Farage, an MEP from 1999 to 2020, was also asked about his former UKIP MEP colleague Nathan Gill, who was suspended for ten and a half years last Friday after admitting to taking bribes to make pro-Russian interviews and statements while an MEC. Gill first became a UKIP MEP in 2014, then became firmly associated with the party as it entered Reform UK in 2020, and becoming the party's leader in 2021, but he failed to be re-elected shortly afterwards. Gill was briefly. Leader of Reform Wales in Llandudno, north Wales, according to Farage, who spoke at a Reform UK rally. Gill's

taking bribes is of course an absolute and complete disgrace,
he said. We condemn his conduct and deny him anything.If he wanted to look into any other Russian links within his organisation, he said no, I'm not a police force, I haven't got the funds,says Farage in a separate interview.He said he thinks there should be a larger probe into Russian and Chinese meddling in British politics, and that MI5 should investigate it. Farage said he was as confident as I can be that no one else in Reform past or present had done similar things to the former Welsh leader, referring to the issue as a very minor embarrassment for Reform.I'm very surprised about Gill
– he was in UKIP for a long time, but his time in reform was short, according to him.

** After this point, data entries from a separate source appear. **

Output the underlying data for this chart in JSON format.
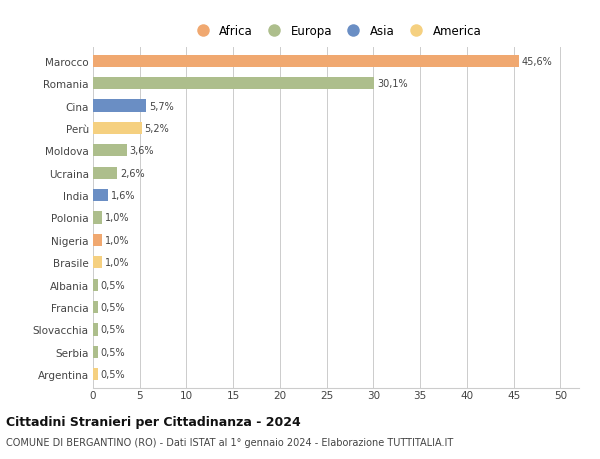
{
  "countries": [
    "Marocco",
    "Romania",
    "Cina",
    "Perù",
    "Moldova",
    "Ucraina",
    "India",
    "Polonia",
    "Nigeria",
    "Brasile",
    "Albania",
    "Francia",
    "Slovacchia",
    "Serbia",
    "Argentina"
  ],
  "values": [
    45.6,
    30.1,
    5.7,
    5.2,
    3.6,
    2.6,
    1.6,
    1.0,
    1.0,
    1.0,
    0.5,
    0.5,
    0.5,
    0.5,
    0.5
  ],
  "labels": [
    "45,6%",
    "30,1%",
    "5,7%",
    "5,2%",
    "3,6%",
    "2,6%",
    "1,6%",
    "1,0%",
    "1,0%",
    "1,0%",
    "0,5%",
    "0,5%",
    "0,5%",
    "0,5%",
    "0,5%"
  ],
  "continents": [
    "Africa",
    "Europa",
    "Asia",
    "America",
    "Europa",
    "Europa",
    "Asia",
    "Europa",
    "Africa",
    "America",
    "Europa",
    "Europa",
    "Europa",
    "Europa",
    "America"
  ],
  "colors": {
    "Africa": "#F0A870",
    "Europa": "#ADBE8C",
    "Asia": "#6A8EC4",
    "America": "#F5D080"
  },
  "legend_order": [
    "Africa",
    "Europa",
    "Asia",
    "America"
  ],
  "title": "Cittadini Stranieri per Cittadinanza - 2024",
  "subtitle": "COMUNE DI BERGANTINO (RO) - Dati ISTAT al 1° gennaio 2024 - Elaborazione TUTTITALIA.IT",
  "xlabel_ticks": [
    0,
    5,
    10,
    15,
    20,
    25,
    30,
    35,
    40,
    45,
    50
  ],
  "xlim": [
    0,
    52
  ],
  "background_color": "#ffffff",
  "grid_color": "#cccccc",
  "bar_height": 0.55
}
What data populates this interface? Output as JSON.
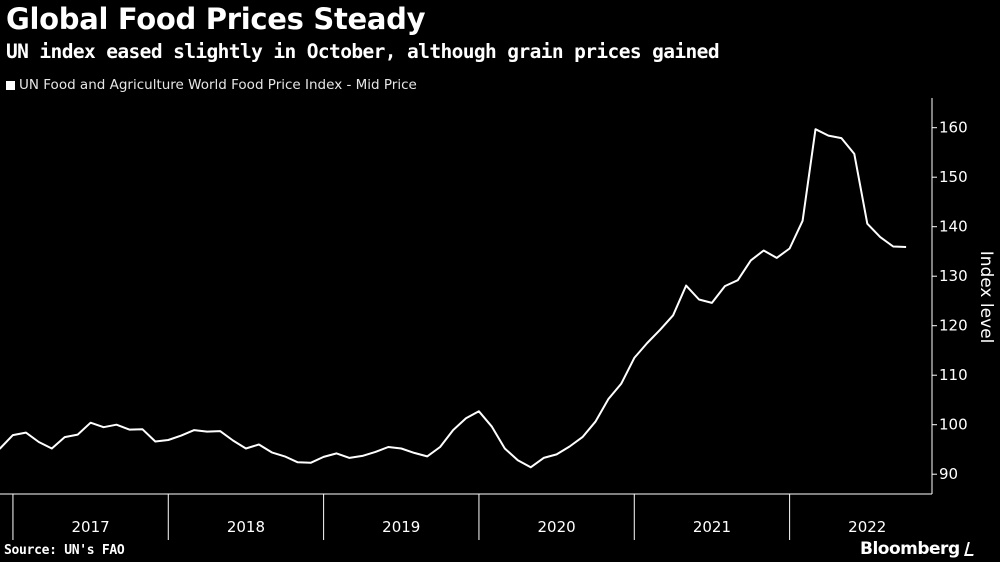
{
  "header": {
    "title": "Global Food Prices Steady",
    "subtitle": "UN index eased slightly in October, although grain prices gained"
  },
  "footer": {
    "source": "Source: UN's FAO",
    "brand": "Bloomberg"
  },
  "colors": {
    "background": "#000000",
    "line": "#ffffff",
    "axis": "#ffffff"
  },
  "chart_data": {
    "type": "line",
    "title": "Global Food Prices Steady",
    "subtitle": "UN index eased slightly in October, although grain prices gained",
    "ylabel": "Index level",
    "xlabel": "",
    "ylim": [
      86,
      166
    ],
    "xlim": [
      "2016-12",
      "2022-12"
    ],
    "yticks": [
      90,
      100,
      110,
      120,
      130,
      140,
      150,
      160
    ],
    "xtick_labels": [
      "2017",
      "2018",
      "2019",
      "2020",
      "2021",
      "2022"
    ],
    "grid": false,
    "legend_position": "top-left",
    "series": [
      {
        "name": "UN Food and Agriculture World Food Price Index - Mid Price",
        "x": [
          "2016-10",
          "2016-11",
          "2016-12",
          "2017-01",
          "2017-02",
          "2017-03",
          "2017-04",
          "2017-05",
          "2017-06",
          "2017-07",
          "2017-08",
          "2017-09",
          "2017-10",
          "2017-11",
          "2017-12",
          "2018-01",
          "2018-02",
          "2018-03",
          "2018-04",
          "2018-05",
          "2018-06",
          "2018-07",
          "2018-08",
          "2018-09",
          "2018-10",
          "2018-11",
          "2018-12",
          "2019-01",
          "2019-02",
          "2019-03",
          "2019-04",
          "2019-05",
          "2019-06",
          "2019-07",
          "2019-08",
          "2019-09",
          "2019-10",
          "2019-11",
          "2019-12",
          "2020-01",
          "2020-02",
          "2020-03",
          "2020-04",
          "2020-05",
          "2020-06",
          "2020-07",
          "2020-08",
          "2020-09",
          "2020-10",
          "2020-11",
          "2020-12",
          "2021-01",
          "2021-02",
          "2021-03",
          "2021-04",
          "2021-05",
          "2021-06",
          "2021-07",
          "2021-08",
          "2021-09",
          "2021-10",
          "2021-11",
          "2021-12",
          "2022-01",
          "2022-02",
          "2022-03",
          "2022-04",
          "2022-05",
          "2022-06",
          "2022-07",
          "2022-08",
          "2022-09",
          "2022-10"
        ],
        "values": [
          96.1,
          95.9,
          95.2,
          97.9,
          98.4,
          96.5,
          95.2,
          97.5,
          98.0,
          100.4,
          99.5,
          100.0,
          99.0,
          99.1,
          96.6,
          96.9,
          97.8,
          98.9,
          98.6,
          98.7,
          96.8,
          95.2,
          96.0,
          94.4,
          93.6,
          92.4,
          92.3,
          93.5,
          94.2,
          93.3,
          93.7,
          94.5,
          95.5,
          95.2,
          94.3,
          93.6,
          95.5,
          98.9,
          101.3,
          102.7,
          99.6,
          95.2,
          92.8,
          91.4,
          93.3,
          94.0,
          95.6,
          97.5,
          100.6,
          105.2,
          108.3,
          113.5,
          116.5,
          119.2,
          122.1,
          128.1,
          125.3,
          124.6,
          128.0,
          129.2,
          133.2,
          135.2,
          133.7,
          135.6,
          141.2,
          159.7,
          158.4,
          157.9,
          154.7,
          140.6,
          137.9,
          136.0,
          135.9
        ]
      }
    ]
  }
}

I've had no contact with him, and no one in my leadership team has expressed any concern with him.
Asked if that meant he could not rule out the fact that there may be people in the party who may have spoken to him after his detention,
he said.
The Reform leader's refusal to deny that he made the remarks is uncalled for by someone who wants to be our next prime minister,
Responding to the allegations of bigotry during Farage's schooldays. The British people deserve a straight answer.It seems that the mask has disappeared, and the truth-of-the-case is that the fumes-Nigel is turning into
You can racially assault people without it being hurtful and insulting,
Nigel Farage said. Farage's Lord Mike Katz, a Labour peer and former Chair of the Jewish Labour Movement, called on Farage to come clean about the allegations, adding that
failure to do so would be yet more proof that Farage is clearly unfit for office.
Just when you thought Nigel Farage couldn't sink any lower, he's trying to say that abhorrent racial remarks, including vile antisemitic insults, doesn't "He seems to believe that you can racially hurt people without it being hurtful or insulting. Let's be crystal clear: you can't.